Suatu kali, keranjang itu terlepas, kue-kue itu berhamburan di jalan.

Dengan gugup dan takut ia memunguti satu per satu kue itu, memasukkan ke keranjang kue. Lalu mengantarkan ke kedai kopi seperti biasa. Seolah-olah tak terjadi apa-apa.

Itu menjadi rahasia kecilnya, yang tak pernah ia ceritakan kepada siapapun.

Termasuk ibunya.

Beberapa hari setelah peristiwa itu, ibunya mengatakan bahwa ia tak perlu lagi mengantar kue ke kedai kopi di pinggir laut.

Ibunya tak mengatakan apa-apa, hanya wajahnya tampak sedikit muram.

Perlu bertahun-tahun bagi gadis kecil itu untuk memahami hubungan antara rahasia kecilnya dengan berhentinya kegiatan mengantar kue.

Sesungguhnya ia sedikit menyukai kegiatan mengantar kue ke pinggir laut itu.

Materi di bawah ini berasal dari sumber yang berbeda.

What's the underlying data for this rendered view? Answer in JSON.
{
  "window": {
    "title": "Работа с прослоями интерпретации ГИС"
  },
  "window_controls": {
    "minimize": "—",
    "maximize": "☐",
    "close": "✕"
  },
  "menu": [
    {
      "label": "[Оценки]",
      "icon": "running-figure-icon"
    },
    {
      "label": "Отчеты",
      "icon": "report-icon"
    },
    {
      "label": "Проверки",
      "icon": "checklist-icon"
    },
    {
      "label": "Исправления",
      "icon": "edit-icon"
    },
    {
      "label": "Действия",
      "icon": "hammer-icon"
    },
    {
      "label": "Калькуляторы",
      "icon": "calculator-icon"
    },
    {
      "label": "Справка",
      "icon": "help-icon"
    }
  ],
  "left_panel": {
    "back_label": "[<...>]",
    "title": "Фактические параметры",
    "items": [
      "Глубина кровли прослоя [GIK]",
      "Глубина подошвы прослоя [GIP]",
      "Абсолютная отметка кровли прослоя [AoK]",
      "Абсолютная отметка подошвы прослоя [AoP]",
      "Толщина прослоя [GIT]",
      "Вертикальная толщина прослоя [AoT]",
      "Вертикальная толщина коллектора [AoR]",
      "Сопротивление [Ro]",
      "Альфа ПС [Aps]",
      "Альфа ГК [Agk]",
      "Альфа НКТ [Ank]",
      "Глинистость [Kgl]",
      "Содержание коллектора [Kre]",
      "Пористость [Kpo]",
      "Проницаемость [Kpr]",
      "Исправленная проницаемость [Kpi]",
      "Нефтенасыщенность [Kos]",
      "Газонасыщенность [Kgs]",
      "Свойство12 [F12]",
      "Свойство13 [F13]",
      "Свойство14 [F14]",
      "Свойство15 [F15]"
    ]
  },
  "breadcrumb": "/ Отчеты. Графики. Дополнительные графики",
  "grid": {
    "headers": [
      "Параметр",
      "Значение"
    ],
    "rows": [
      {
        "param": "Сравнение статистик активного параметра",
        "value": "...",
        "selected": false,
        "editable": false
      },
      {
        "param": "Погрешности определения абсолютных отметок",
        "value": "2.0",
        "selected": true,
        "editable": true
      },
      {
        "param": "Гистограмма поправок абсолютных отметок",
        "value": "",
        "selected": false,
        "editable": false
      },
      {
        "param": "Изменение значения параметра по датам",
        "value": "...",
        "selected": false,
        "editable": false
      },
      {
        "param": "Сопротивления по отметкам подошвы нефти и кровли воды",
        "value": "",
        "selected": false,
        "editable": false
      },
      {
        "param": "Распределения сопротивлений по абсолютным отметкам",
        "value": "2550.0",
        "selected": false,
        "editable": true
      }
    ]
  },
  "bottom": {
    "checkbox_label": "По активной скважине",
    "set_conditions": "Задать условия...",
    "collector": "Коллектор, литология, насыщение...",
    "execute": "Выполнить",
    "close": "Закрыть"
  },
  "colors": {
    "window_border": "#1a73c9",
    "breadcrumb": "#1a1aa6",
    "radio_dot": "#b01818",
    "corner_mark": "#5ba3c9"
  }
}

Karena selepas mengantar kue, ia akan berjalan pelahan menyusuri jalanan di tepi laut.

Ah, sebetulnya tepi sungai. Sungai yang sangat lebar dengan air yang sewarna kopi susu.

Udara masih terasa sejuk, angin sungai Indragiri yang berhembus terasa dingin menyentuh wajahnya.

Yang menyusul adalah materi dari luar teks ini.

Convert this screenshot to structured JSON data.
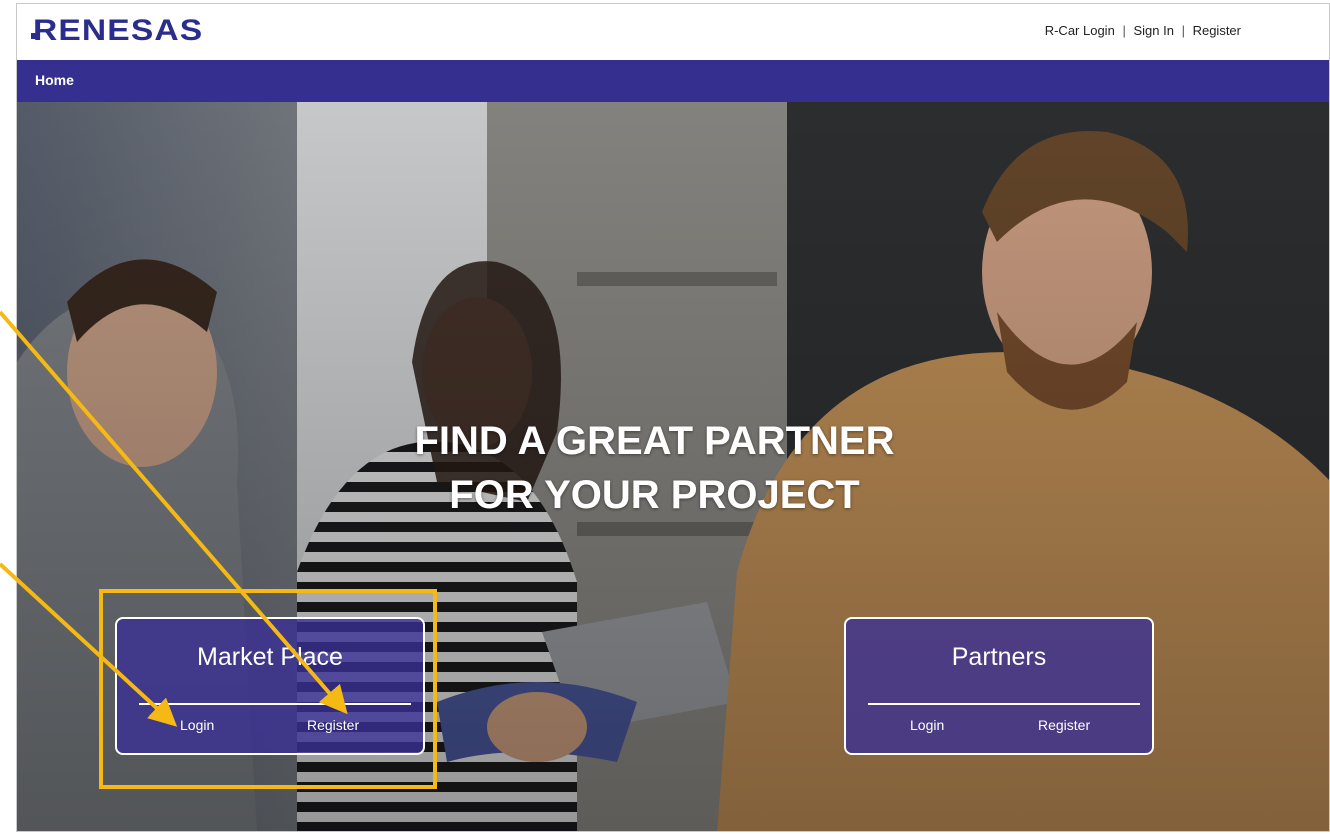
{
  "header": {
    "logo_text": "RENESAS",
    "links": [
      "R-Car Login",
      "Sign In",
      "Register"
    ],
    "separator": "|"
  },
  "nav": {
    "items": [
      "Home"
    ]
  },
  "hero": {
    "headline_line1": "FIND A GREAT PARTNER",
    "headline_line2": "FOR YOUR PROJECT",
    "cards": [
      {
        "title": "Market Place",
        "login": "Login",
        "register": "Register"
      },
      {
        "title": "Partners",
        "login": "Login",
        "register": "Register"
      }
    ]
  },
  "colors": {
    "brand": "#2a2d8c",
    "nav_bar": "#35308f",
    "card_fill": "#3a3096",
    "annotation": "#f5b915"
  }
}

Di kejauhan, di seberang pulau, kerlip lampu terlihat begitu indah.

Ia berjanji, suatu hari nanti, ia akan pergi jauh.

Meninggalkan tanah kelahirannya, melintasi sungai, mencari cahayanya sendiri.

Ia sungguh tak menduga, hanya beberapa bulan berselang, ia betul-betul pergi.

Meninggalkan jejak kecil pada lorong-lorong masa lalu.

Pada jembatan-jembatan kayu, pohon-pohon nyiur, batang-batang tebu yang dijual di pinggir jalan.

Halaman-halaman luas berpasir.

Kepiting-kepiting kecil yang bersembunyi pada lubang-lubang di tanah rawa.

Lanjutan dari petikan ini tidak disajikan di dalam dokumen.